All of this isn’t to say that the Bhutanese people can’t be happy, as grim a conclusion as that may be. Instead, maybe we should recognize Gross National Happiness for what it is, an attempt by a government to set the score card by which it is judged. Bhutan wants its Gross National Happiness system to be how we rank countries, because Bhutan ranks highly in it. They’re not alone. The United States prefers GDP and military strength to measures of economic equality and equitable distribution of health care because the United States soars above everyone else in production and manpower and lags behind in, y’know, equality.

Individually, we’re prone to doing the same. In school, we’re ranked, openly or behind-the-scenes, in terms of intellectual ability. Those of us who fall behind may turn to the attractive idea of “street smarts” to bolster our position (what the fuck are street smarts?). Similarly, as adults in this financial dystopia proper capitalist society, anyone not raking in a billion dollars a minute may be liable to feeling like the low man on the totem pole and turn elsewhere. We choose the metrics by which we rank ourselves in the interest of strengthening our own self-image. Sometimes it’s not all about competition, though. As individuals, we can choose to rank ourselves not by the standards of others, but against ourselves, or the images that we aspire to.
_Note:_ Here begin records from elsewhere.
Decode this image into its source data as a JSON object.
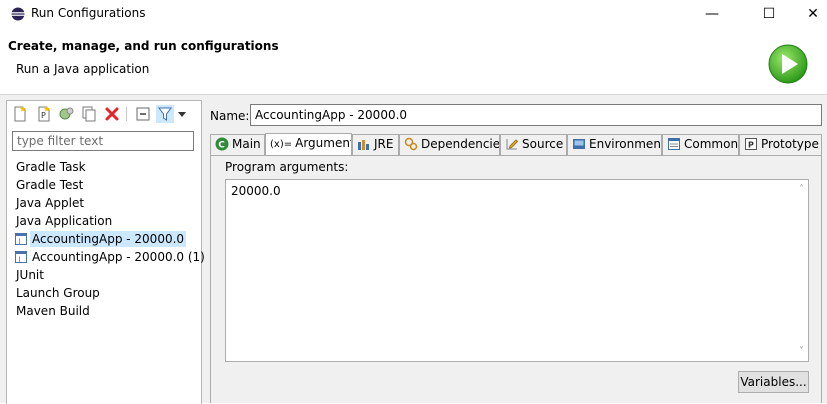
{
  "window": {
    "title": "Run Configurations",
    "minimize": "—",
    "maximize": "☐",
    "close": "✕"
  },
  "header": {
    "title": "Create, manage, and run configurations",
    "subtitle": "Run a Java application"
  },
  "sidebar": {
    "filter_placeholder": "type filter text",
    "items": [
      {
        "label": "Gradle Task",
        "level": 0,
        "selected": false
      },
      {
        "label": "Gradle Test",
        "level": 0,
        "selected": false
      },
      {
        "label": "Java Applet",
        "level": 0,
        "selected": false
      },
      {
        "label": "Java Application",
        "level": 0,
        "selected": false
      },
      {
        "label": "AccountingApp - 20000.0",
        "level": 1,
        "selected": true
      },
      {
        "label": "AccountingApp - 20000.0 (1)",
        "level": 1,
        "selected": false
      },
      {
        "label": "JUnit",
        "level": 0,
        "selected": false
      },
      {
        "label": "Launch Group",
        "level": 0,
        "selected": false
      },
      {
        "label": "Maven Build",
        "level": 0,
        "selected": false
      }
    ]
  },
  "form": {
    "name_label": "Name:",
    "name_value": "AccountingApp - 20000.0"
  },
  "tabs": [
    {
      "label": "Main",
      "icon": "main-class-icon",
      "active": false
    },
    {
      "label": "Arguments",
      "icon": "arguments-icon",
      "active": true
    },
    {
      "label": "JRE",
      "icon": "jre-icon",
      "active": false
    },
    {
      "label": "Dependencies",
      "icon": "dependencies-icon",
      "active": false
    },
    {
      "label": "Source",
      "icon": "source-icon",
      "active": false
    },
    {
      "label": "Environment",
      "icon": "environment-icon",
      "active": false
    },
    {
      "label": "Common",
      "icon": "common-icon",
      "active": false
    },
    {
      "label": "Prototype",
      "icon": "prototype-icon",
      "active": false
    }
  ],
  "arguments": {
    "program_label": "Program arguments:",
    "program_value": "20000.0",
    "variables_button": "Variables..."
  }
}
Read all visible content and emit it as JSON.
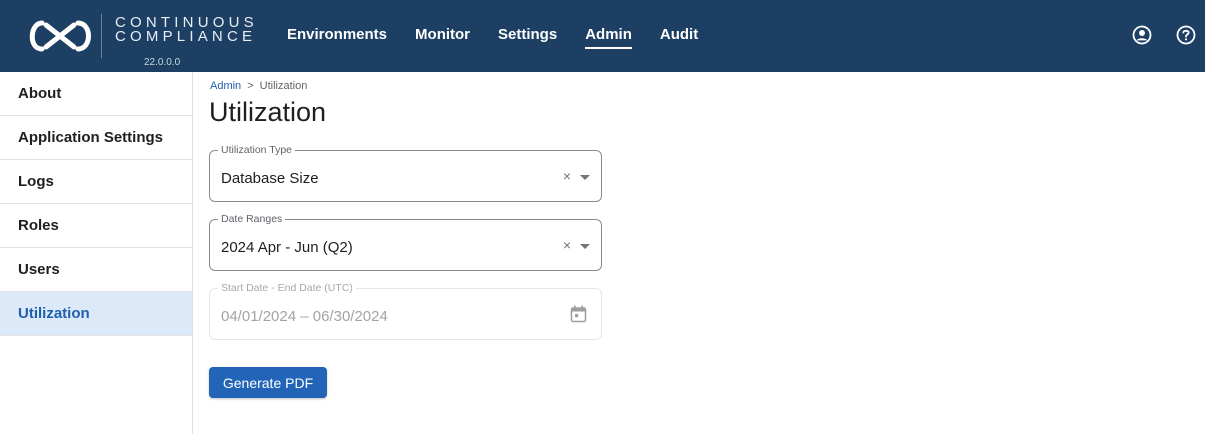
{
  "app": {
    "logo_text_line1": "CONTINUOUS",
    "logo_text_line2": "COMPLIANCE",
    "version": "22.0.0.0"
  },
  "nav": {
    "items": [
      {
        "label": "Environments",
        "active": false
      },
      {
        "label": "Monitor",
        "active": false
      },
      {
        "label": "Settings",
        "active": false
      },
      {
        "label": "Admin",
        "active": true
      },
      {
        "label": "Audit",
        "active": false
      }
    ]
  },
  "top_icons": [
    "account-circle-icon",
    "help-circle-icon"
  ],
  "sidebar": {
    "items": [
      {
        "label": "About",
        "active": false
      },
      {
        "label": "Application Settings",
        "active": false
      },
      {
        "label": "Logs",
        "active": false
      },
      {
        "label": "Roles",
        "active": false
      },
      {
        "label": "Users",
        "active": false
      },
      {
        "label": "Utilization",
        "active": true
      }
    ]
  },
  "breadcrumb": {
    "parent": "Admin",
    "separator": ">",
    "current": "Utilization"
  },
  "page": {
    "title": "Utilization"
  },
  "form": {
    "utilization_type": {
      "label": "Utilization Type",
      "value": "Database Size",
      "clear": "×"
    },
    "date_ranges": {
      "label": "Date Ranges",
      "value": "2024 Apr - Jun (Q2)",
      "clear": "×"
    },
    "date_range_picker": {
      "label": "Start Date - End Date (UTC)",
      "value": "04/01/2024 – 06/30/2024",
      "disabled": true
    },
    "generate_label": "Generate PDF"
  },
  "colors": {
    "header_bg": "#1c3f63",
    "accent": "#2164b8",
    "sidebar_active_bg": "#dce9f8",
    "sidebar_active_text": "#1f5fae"
  }
}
Countries, controversially, are not people. Theirs is not a question of self esteem or psychological wellbeing, but strength as a state. Allowing Bhutan to paint itself as a happy wonderland in the face of some pretty significant internal failings feels like injustice. Similarly, allowing the United States to don the mask and cape of the wealthiest nation on Earth while repeatedly failing to improve the lives of its poorest people at a rate comparable to the regular improvement of its richest seems criminal. While we’re at it, we might as well let North Korea rank itself in hours worked per capita or me rank people by quarantine hours spent playing video games. All injustices in their own right. It’s important to judge a machine by all of its parts, good and bad. Anything else is artful lying.